The EndoTool SubQ is not a substitute for clinical reasoning, but is an aid for trained healthcare professionals to manage patients. The System is based on obtained glucose readings and clinical data entered by the medical staff. Final dose decisions for a patient must be made only after consideration of the full clinical status of the patient. No medical decision should be made based solely on the recommendations provided by this software program.

Monarch Medical Technology's EndoTool SubQ Glucose Management System is a glucose management software solution for healthcare institutions. This system uses proprietary control technology to provide patient-specific glycemic control across a broad population of adult and pediatric patients using basal/bolus insulin therapy. This system is designed to correctly dose subcutaneous insulin (and amount of carbohydrates if and when indicated to treat hypoglycemia) to achieve patient-specific, sustained control with different nutritional and insulin regimens, selected by the patient's physician responsible for glycemic control.

EndoTool SubQ Glucose Management System is designed to be used following a physician order with physician set optional diet, insulin regimen, basal/bolus distribution, initial total daily dose of insulin, and glucose target range. The primary user of the EndoTool SubQ Glucose Management System is the bedside caregiver (e.g. nurse) who will use the system to enter clinical data (e.g. food intake and scheduled blood glucose readings). With confirmation of previous data entered, the system makes the next dose calculation of subcutaneous insulin and the next time for a scheduled glucose determination.

The provided text is a 510(k) summary for the EndoTool SubQ™ device, a software application designed to recommend insulin doses for managing blood glucose levels in diabetic patients. However, the document does not contain explicit acceptance criteria and a detailed study report that proves the device meets specific performance metrics. It primarily focuses on demonstrating substantial equivalence to predicate devices based on intended use, technological characteristics, and general functionality.

Therefore, I cannot provide a table of acceptance criteria and reported device performance, nor can I detail specific study parameters such as sample size, data provenance, expert qualifications, adjudication methods, or effects of AI assistance. The document refers to "Requirements-based testing for all functionality" and "Automated algorithm test case execution" but does not provide the results or details of these tests.

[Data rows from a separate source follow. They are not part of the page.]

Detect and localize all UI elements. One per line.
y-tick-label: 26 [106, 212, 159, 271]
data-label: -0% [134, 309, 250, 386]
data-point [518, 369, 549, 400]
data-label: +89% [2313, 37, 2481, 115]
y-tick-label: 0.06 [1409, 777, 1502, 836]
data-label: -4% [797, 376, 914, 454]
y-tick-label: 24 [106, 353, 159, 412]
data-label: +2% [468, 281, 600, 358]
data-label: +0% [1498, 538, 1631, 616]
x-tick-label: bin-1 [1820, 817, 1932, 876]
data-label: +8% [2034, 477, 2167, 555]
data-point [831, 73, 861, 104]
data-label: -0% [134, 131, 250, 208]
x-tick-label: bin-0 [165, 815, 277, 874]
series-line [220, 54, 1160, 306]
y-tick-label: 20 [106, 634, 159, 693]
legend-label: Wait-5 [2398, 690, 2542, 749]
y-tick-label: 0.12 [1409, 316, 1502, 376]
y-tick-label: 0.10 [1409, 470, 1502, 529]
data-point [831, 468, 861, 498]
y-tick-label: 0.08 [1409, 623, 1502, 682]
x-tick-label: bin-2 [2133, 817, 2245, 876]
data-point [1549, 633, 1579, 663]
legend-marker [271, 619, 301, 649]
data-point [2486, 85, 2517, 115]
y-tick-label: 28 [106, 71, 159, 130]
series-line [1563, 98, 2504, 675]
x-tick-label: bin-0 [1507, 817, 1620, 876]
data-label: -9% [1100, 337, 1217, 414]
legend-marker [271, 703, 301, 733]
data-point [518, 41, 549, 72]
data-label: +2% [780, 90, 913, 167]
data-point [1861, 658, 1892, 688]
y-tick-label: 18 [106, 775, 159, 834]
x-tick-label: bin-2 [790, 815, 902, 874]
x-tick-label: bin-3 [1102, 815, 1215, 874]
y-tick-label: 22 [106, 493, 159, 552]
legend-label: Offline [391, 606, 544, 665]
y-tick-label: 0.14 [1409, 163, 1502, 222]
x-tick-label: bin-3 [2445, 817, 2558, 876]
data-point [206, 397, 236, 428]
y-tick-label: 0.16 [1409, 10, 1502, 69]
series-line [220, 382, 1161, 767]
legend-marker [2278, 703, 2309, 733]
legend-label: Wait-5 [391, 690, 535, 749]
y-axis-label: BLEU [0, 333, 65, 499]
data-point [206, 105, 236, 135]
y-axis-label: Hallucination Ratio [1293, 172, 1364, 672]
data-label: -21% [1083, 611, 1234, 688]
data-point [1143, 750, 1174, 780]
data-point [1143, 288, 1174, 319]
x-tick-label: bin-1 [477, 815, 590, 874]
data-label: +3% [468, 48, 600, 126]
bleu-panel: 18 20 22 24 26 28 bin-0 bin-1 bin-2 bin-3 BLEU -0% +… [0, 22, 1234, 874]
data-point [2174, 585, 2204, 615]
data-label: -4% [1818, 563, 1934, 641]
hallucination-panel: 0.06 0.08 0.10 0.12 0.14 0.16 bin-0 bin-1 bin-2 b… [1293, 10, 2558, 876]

Specifically, the document states:

• Test Summary: "Testing included the following: 1) Requirements-based testing for all functionality. 2) Requirements-based testing for all risk-related requirements. 3) Integration testing to ensure that data flows correctly into and out of the database. 4) Automated algorithm test case execution. 5) Off The Shelf (OTS) software embedded in the application was included in the technical verification protocols. Each OTS component was tested to ensure that it functioned as intended."
• Test Summary Conclusion: "The performance of the EndoTool SubQ Glucose Management System is substantially equivalent to that of the Glytec Glucommander G+ Enterprise System (K113853) and EndoTool IV Glucose Management System (K132547) and raises no new safety or effectiveness issues and performs as well as the predicate."

This indicates that testing was performed, but the results, acceptance criteria, and detailed methodology are not included in this summary.

Therefore, most of the requested information cannot be extracted from this document.